Amanda’s Story

I started having “spells” at the end of eighth grade. I would have them as I was taking a shower for school and I would come out of it, already in my bedroom drying and getting dressed for school. I thought it was nothing big, so I didn’t say anything to my parents until the beginning of ninth grade when they were still occurring. At that, I was put in the hospital for a week to make sure that I was accurrately diagnosed. After a week of testing, the doctor officially said that I had complex-partial epilepsy and told us that it was unlikely I would have it controlled because the timing was considered adult-onset. I remember my parents sitting with me in the dr’s office as he told me this, and my mom crying, my dad being stunned and shook up, and all I did was say “so what do I do next?”

My sophomore year in high school I tried the ketogenic diet for six months. It was hard to deal with. I was able to go for two months without seizures, but when they started back again, I stopped after a few months and then went back to a regular diet.

After high school I was ready for college and a month before I went for school, I had a grand mal seizure at home with my family. My parents weren’t sure that I would be able to take on school, but I was defiant that I would do it and still said to let me go.

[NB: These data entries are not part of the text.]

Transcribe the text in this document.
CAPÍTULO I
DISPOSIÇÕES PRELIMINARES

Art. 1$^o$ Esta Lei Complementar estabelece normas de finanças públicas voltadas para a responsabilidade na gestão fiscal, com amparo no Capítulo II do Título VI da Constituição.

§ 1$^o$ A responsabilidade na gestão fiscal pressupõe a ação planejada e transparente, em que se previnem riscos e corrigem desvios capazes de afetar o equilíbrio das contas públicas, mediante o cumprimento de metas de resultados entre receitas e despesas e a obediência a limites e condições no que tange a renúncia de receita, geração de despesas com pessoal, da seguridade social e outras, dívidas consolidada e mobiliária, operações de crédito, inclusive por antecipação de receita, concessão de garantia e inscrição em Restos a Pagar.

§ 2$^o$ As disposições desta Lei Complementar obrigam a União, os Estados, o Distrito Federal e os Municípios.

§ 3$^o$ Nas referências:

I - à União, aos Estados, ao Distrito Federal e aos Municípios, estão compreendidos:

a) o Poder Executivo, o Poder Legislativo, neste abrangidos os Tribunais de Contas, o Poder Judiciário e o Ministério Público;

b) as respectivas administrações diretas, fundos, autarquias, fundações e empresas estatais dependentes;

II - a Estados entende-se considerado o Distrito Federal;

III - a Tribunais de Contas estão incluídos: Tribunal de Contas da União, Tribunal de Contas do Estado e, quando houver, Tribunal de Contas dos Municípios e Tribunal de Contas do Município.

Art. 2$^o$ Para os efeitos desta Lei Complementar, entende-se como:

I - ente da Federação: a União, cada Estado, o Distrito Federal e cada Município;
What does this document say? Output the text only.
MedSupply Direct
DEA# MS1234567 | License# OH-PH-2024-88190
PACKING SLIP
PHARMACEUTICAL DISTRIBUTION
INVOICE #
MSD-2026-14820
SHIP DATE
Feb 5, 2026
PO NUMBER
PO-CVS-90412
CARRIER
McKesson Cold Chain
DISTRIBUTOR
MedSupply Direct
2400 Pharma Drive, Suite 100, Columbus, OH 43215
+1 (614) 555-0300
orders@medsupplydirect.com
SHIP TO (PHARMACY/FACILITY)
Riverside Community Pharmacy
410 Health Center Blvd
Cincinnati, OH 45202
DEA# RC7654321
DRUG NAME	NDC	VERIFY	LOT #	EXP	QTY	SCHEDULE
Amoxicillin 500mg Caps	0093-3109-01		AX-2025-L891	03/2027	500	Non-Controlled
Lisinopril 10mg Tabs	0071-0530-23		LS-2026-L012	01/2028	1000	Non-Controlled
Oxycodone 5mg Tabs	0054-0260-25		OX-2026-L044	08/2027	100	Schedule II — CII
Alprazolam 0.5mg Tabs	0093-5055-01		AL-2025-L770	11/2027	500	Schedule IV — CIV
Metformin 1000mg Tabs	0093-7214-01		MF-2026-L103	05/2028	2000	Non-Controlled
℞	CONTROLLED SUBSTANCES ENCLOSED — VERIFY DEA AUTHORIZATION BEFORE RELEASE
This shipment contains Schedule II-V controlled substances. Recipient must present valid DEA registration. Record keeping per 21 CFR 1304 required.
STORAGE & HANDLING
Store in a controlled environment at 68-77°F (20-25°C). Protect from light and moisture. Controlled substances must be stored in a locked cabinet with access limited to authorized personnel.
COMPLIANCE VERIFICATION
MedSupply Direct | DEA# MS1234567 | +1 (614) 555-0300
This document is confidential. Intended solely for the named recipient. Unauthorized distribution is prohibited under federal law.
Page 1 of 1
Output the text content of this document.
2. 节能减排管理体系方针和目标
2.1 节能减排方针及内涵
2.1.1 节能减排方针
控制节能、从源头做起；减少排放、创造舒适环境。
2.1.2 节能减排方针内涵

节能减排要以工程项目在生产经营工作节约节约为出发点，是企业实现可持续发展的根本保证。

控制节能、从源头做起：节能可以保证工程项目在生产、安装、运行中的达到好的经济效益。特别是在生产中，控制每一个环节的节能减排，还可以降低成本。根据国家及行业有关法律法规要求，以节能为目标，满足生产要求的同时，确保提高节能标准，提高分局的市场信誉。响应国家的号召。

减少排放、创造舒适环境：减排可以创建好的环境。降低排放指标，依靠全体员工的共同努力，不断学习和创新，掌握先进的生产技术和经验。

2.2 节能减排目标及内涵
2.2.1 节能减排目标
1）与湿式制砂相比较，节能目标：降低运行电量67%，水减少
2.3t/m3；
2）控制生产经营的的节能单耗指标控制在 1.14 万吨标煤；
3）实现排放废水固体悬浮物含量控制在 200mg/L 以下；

Mom and Dad dropped me off at school and I was thrilled.
For the first semester of college I was able to go almost 3 months without any seizures until I got an unfortunate call that my parents had decided to get a divorce. About 3 hours later I once again had a complex-partial seizure. After that, they went back to occurring about 2-3 times a week.
My sophomore year in college I almost went through with surgery. Unfortunately, after the halo was put on, my surgery was put on hold for over 8 hours because of emergencies that were happening. I couldn’t deal with the pain anymore and told the doctors to get the halo off my head. It took the arguing of my parents to help me, but they finally took it off. At that point I decided that I was going to put surgery on hold until I truly felt the right time.

In 2007 my new neurologist suggested that I have the vagus nerve stimulator implanted. Unfortunately because I have such a sensitive body, it took me several years for my brain and body to work together.

Because it still did not fully control the seizures, I was finally rolled into the surgery on July 29, 2009. I spent 1 week in ICU, doing neurological tests and my second surgery was August 4, 2009. They did a left temporal lobectomy and sent me home a week later.

The surgery did not fully control the seizures and a few months later I ended up going through a divorce. My brain dealt with it not in the best way, and I started having grand mal seizures every month for over a year.

On August 2011 I lost a friend of mine to SUDEP. It made me realize how short life is and I told myself that I would try even harder to show people how far you can get even with a disability.

When I finally became approved by the FDA January of 2012, I finally went a full year without grand mal seizures. After another grand mal at my aunt’s home before I was about to leave from a vacation in Florida, I realized I had to start over with the counting, but I have now gone about 18 months without any grand mal seizures.

Over the past year and a half, and especially the past few months, I have finally realized that the stress that life brings upon someone can be health-changing. I have come to accept AND appreciate the challenges that life brings because it has helped me grow and learn who I am. Every day is a new journey that I am excited and so blessed to have been given the chance to take.